Wednesday, January 4, 2012

dental rakes

We're going to the dentist today and I'm sure I have a cavity, which is terribly upsetting to me. It bothers me whenever I eat something sweet or cold, and I hear that's a bad sign. I don't think I've ever had a cavity before! I love my dentist, who is my uncle Doug. He is an actual dentist, not just some guy in our family with a drill, by the way. One of the things I looked forward to when we moved back here was having him as a dentist again, because I thought all dentists were good until I moved away. My kids love him too. I think his practice might be accepting new patients again, if you want to give him a buzz. Douglas R. Adams, DDS. It's not fancy with virtual-reality glasses or sleep dentistry or anything, but he will give you Trident and let you watch Spongebob while you're waiting for your turn. Plus your very own toothbrush and mini tube of toothpaste.

While we're there I'm going to ask Doug to put claws behind Willa's teeth to stop her from sucking her fingers. It's a real problem. I already asked my brother-in-law Daniel to cast her arms so she couldn't get her fingers in her mouth, but he's stonewalling. Do they want her to look like Prince Charles?
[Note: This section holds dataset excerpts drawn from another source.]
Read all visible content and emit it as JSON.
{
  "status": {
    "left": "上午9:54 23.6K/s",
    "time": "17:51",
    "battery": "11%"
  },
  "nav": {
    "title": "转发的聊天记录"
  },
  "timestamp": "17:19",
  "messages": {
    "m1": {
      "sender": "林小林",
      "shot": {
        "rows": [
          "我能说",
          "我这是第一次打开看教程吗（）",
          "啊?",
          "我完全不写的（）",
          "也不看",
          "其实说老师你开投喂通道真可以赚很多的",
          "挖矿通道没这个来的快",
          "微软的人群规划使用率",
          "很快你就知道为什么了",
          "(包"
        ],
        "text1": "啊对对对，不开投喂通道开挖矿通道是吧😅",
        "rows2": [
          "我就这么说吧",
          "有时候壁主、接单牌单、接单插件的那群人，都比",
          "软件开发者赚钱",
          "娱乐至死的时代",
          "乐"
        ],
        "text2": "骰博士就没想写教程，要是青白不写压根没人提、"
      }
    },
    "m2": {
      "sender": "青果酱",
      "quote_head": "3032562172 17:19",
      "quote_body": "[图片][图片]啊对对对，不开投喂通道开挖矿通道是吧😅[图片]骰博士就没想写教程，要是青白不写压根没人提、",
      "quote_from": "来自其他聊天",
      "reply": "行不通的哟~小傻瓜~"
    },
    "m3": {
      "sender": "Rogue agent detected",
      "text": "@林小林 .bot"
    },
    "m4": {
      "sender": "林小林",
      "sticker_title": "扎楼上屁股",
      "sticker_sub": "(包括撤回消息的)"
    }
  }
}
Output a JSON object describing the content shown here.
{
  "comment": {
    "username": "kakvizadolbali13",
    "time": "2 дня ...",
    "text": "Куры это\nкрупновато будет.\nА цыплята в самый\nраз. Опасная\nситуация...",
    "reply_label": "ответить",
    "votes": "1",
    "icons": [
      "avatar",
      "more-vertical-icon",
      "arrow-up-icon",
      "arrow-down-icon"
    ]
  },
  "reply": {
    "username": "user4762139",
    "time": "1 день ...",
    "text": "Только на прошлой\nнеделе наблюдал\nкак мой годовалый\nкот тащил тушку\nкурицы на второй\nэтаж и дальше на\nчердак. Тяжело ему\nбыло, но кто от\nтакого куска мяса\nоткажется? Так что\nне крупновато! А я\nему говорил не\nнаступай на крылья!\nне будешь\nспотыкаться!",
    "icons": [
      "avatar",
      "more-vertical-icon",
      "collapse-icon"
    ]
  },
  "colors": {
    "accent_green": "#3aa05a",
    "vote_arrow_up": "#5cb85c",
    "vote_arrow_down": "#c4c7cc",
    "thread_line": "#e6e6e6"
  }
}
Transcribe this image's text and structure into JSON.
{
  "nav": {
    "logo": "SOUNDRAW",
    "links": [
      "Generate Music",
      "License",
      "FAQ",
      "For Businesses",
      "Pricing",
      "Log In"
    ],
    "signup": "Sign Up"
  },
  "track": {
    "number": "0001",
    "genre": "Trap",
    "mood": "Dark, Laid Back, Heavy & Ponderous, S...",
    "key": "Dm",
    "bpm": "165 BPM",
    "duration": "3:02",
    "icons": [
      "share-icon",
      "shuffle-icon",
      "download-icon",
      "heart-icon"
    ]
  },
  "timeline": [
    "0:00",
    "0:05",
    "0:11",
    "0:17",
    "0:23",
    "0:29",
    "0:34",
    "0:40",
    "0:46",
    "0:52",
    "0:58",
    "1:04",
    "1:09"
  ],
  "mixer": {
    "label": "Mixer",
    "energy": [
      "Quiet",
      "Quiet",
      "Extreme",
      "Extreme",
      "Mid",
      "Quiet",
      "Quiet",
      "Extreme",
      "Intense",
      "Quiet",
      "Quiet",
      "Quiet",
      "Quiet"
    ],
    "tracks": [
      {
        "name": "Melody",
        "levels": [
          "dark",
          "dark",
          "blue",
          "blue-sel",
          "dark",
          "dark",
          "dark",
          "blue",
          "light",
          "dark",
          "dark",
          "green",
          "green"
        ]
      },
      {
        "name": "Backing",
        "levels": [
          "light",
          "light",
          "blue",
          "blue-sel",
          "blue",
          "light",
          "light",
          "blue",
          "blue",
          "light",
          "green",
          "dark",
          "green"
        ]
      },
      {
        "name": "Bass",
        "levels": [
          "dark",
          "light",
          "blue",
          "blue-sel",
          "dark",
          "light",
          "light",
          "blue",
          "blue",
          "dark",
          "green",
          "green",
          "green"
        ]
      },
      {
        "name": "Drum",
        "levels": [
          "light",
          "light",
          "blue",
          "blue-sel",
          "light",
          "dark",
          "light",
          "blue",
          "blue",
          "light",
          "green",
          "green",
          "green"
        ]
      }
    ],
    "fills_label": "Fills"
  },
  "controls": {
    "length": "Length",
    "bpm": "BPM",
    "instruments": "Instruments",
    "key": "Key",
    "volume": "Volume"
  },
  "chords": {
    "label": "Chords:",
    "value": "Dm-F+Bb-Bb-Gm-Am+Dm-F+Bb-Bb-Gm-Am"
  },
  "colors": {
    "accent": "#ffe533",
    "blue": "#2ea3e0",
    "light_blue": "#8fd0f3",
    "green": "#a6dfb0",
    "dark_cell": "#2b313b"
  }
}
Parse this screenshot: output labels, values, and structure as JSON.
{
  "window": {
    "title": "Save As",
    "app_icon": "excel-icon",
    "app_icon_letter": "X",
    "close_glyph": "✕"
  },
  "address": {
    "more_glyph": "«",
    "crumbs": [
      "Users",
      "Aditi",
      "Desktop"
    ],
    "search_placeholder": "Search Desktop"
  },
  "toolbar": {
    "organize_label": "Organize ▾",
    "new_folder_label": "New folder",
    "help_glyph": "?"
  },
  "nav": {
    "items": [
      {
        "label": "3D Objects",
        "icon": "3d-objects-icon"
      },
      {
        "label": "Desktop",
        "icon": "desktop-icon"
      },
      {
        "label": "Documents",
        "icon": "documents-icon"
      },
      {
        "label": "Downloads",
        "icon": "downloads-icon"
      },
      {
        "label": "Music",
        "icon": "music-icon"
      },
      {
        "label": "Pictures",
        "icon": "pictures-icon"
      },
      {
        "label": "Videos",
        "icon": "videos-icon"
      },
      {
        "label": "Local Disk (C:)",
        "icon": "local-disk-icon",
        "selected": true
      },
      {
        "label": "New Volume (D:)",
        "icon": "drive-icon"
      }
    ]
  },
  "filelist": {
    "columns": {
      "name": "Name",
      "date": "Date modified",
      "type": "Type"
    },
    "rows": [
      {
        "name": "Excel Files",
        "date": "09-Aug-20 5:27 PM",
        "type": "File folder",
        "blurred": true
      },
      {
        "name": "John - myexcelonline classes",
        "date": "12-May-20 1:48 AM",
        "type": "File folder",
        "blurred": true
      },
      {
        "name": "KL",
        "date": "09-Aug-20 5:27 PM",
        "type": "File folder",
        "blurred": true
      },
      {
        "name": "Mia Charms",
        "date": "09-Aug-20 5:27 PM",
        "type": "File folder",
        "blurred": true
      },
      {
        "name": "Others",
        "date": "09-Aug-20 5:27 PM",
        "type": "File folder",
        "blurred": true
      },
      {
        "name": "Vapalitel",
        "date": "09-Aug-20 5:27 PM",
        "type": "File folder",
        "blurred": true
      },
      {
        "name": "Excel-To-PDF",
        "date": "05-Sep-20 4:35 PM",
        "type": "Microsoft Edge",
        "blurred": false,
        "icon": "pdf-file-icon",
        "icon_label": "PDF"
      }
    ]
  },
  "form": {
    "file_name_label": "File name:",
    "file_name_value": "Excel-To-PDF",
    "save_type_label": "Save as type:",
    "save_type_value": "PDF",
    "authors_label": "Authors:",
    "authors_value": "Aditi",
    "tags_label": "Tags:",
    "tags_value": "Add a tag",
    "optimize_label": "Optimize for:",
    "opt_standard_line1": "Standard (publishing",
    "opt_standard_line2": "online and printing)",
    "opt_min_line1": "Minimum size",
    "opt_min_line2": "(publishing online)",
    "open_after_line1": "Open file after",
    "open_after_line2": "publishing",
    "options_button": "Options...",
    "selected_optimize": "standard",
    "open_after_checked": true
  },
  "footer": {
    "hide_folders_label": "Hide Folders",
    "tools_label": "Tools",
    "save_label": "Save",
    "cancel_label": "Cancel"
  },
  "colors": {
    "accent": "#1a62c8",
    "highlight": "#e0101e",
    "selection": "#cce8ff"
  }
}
See, the Prince Charles threat worked on Ike, but so far no dice on Willa. I should show her a picture to make it more real.


Lindsey said...

You are really funny and improved my slightly angered mood at my hooligans. I wish I had a brother-in-law/uncle put a cast on/insert a claw into my daughters mouth. I think it is bad parenting to threaten to bite off a digit, (which I've done in moments of annoyance) but inserting a claw sounds decent.

BTW: I'm a recommended blog stalker. You help my mom with goats.

Amy said...

Wow! A new toothbrush? He sounds very progressive. It's great to love your dentist. There is a new Indian restaurant in Riverdale. We want you and John to come eat there with us. What do you think?

Layne said...

Amy: Yes, please! And then we'll go to your house for dessert, which John and I will provide, and we can tour your cute new house.

Lindsey: I don't know, using a member of the British royal family as an insult might not be stellar parenting, either. Try showing your daughter a dental rake and letting her feel the spikes. That might be enough to kick it. It looks wicked.